Highly Active Antiretroviral Therapy (HAART) can suppress measured Human Immunodeficiency Virus (HIV) plasma viral load below the standard limits of detection in most HIV-positive patients. However it has been shown that the virus persists at undetectable levels and rebounds rapidly when the treatment is interrupted. It has been hypothesized that the virus may continue to replicate efficiently in anatomical compartments with low antiviral concentration, so called “cryptic viremia”. Recent results from an experiment measuring the dynamics of 2-LTR HIV DNA episomes following intensification with the integrase inhibitor raltegravir have provided strong support for the “cryptic viremia” hypothesis. In this paper we introduce a multi-compartment model of HIV viral dynamics including 2-LTR episome concentrations. These compartments represent an isolated anatomical location similar in structure to a lymph node, with diffusion from the plasma decreasing with distance from the plasma.

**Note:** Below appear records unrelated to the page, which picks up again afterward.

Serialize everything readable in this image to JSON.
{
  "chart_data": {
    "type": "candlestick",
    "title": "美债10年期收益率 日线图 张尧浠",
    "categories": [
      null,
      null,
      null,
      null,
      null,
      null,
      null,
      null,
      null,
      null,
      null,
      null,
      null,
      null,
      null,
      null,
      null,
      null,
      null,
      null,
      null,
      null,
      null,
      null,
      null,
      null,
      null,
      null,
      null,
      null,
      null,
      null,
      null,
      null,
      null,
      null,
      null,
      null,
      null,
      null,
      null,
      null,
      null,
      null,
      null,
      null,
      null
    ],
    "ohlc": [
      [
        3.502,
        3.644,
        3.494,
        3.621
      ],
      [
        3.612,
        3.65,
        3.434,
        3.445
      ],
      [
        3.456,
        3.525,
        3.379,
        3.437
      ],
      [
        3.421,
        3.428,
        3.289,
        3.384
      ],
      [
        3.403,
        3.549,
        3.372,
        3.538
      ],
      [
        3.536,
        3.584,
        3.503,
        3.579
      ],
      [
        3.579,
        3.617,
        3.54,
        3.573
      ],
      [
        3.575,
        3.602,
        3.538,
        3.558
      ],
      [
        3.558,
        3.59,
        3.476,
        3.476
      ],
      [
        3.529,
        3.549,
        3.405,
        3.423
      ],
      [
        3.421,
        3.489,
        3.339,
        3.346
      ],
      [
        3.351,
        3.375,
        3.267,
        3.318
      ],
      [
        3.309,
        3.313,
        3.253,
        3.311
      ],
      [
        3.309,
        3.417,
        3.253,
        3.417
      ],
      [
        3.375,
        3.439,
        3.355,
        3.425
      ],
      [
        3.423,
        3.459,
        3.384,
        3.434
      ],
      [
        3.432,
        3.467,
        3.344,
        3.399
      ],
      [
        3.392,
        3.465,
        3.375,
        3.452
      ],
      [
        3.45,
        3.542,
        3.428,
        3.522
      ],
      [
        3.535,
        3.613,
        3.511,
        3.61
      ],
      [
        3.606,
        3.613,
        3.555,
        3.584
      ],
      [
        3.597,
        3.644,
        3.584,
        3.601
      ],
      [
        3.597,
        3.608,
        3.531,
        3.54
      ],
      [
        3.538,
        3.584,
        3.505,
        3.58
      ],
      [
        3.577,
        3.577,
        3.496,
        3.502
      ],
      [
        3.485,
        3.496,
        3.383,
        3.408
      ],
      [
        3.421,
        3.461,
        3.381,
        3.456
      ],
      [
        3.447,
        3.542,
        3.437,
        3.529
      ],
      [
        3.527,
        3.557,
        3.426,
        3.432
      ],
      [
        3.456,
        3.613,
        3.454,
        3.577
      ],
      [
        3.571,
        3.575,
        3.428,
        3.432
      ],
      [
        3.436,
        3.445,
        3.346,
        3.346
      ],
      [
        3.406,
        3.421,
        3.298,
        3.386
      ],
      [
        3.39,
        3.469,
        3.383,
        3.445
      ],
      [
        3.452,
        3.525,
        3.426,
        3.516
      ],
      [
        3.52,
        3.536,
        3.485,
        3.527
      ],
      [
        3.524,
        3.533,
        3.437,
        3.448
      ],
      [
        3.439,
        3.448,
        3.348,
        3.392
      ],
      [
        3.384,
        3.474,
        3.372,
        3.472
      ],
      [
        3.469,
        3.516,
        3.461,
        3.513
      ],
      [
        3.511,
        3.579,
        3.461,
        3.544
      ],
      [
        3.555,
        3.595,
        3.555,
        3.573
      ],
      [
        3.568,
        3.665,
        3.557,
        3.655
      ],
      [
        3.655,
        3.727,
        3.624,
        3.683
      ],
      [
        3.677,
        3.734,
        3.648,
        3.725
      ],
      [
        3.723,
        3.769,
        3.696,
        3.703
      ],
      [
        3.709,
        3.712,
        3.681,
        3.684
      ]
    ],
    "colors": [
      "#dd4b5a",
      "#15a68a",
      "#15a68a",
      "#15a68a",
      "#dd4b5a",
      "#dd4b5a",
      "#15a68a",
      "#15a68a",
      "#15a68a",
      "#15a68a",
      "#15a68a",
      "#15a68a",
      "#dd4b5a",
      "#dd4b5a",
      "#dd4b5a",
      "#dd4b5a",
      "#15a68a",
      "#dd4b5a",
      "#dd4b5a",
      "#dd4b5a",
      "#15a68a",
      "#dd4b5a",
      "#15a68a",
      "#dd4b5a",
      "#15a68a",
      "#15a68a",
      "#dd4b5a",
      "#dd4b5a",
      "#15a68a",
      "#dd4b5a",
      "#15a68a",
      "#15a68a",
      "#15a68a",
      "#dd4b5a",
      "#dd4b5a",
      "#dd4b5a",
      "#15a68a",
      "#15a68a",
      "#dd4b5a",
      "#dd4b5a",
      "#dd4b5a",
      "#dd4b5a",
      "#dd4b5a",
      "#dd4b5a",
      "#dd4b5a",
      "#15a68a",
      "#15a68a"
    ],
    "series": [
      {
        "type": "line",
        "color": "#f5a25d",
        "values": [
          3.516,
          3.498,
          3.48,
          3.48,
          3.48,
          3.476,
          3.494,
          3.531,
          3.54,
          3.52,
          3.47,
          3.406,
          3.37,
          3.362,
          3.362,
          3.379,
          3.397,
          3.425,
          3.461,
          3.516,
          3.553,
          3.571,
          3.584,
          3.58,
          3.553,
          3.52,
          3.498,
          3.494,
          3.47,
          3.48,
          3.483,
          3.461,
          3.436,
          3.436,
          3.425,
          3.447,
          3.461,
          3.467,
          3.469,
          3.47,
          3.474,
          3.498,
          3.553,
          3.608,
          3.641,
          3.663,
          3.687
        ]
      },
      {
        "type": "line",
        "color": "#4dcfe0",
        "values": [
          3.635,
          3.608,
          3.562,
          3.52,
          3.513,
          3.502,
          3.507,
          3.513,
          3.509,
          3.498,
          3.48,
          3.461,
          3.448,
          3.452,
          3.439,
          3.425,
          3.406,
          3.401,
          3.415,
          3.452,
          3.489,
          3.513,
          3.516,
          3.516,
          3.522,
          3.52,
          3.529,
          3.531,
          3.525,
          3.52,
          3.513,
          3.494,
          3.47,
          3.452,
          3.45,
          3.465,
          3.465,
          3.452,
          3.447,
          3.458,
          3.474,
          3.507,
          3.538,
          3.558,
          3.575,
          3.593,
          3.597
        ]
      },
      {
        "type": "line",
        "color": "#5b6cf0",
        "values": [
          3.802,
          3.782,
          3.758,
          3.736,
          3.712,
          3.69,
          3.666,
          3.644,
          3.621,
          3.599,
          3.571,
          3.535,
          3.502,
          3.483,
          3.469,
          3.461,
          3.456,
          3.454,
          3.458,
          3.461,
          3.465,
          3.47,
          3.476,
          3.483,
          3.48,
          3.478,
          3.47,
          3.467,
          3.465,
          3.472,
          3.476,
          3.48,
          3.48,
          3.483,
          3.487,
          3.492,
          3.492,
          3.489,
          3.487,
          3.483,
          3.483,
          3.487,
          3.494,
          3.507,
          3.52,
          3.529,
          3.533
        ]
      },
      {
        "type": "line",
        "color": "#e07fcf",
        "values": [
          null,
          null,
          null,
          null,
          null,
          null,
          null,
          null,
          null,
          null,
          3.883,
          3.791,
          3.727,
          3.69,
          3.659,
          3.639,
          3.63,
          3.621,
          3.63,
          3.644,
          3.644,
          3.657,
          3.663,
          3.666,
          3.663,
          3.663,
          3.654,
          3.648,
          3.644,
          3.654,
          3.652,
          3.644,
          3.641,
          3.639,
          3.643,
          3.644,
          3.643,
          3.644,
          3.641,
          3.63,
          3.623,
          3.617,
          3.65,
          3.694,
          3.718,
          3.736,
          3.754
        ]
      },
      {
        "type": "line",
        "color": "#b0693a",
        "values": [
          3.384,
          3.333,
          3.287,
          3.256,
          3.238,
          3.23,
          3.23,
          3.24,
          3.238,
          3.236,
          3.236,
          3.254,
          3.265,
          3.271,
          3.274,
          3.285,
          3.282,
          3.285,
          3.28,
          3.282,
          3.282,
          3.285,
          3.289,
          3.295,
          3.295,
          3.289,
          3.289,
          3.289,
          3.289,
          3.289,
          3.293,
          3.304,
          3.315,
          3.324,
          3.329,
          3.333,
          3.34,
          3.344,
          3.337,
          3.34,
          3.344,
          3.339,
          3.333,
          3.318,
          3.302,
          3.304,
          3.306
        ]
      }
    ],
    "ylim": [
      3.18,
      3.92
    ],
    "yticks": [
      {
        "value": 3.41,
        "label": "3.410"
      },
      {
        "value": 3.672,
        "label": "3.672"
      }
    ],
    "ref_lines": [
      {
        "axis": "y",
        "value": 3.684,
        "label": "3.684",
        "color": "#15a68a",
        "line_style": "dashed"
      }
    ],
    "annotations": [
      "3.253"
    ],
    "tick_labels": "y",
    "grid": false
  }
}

We show that when the size of the compartment is sufficiently large to allow efficient replication in the most remote compartment, the dynamics of measured 2-LTR in the plasma compartment is consistent with the observed patterns in the raltegravir intensification experiment, providing support to the “cryptic viremia” hypothesis. The model presented could be adapted for use in estimating cryptic viremia dynamics from 2-LTR measurements.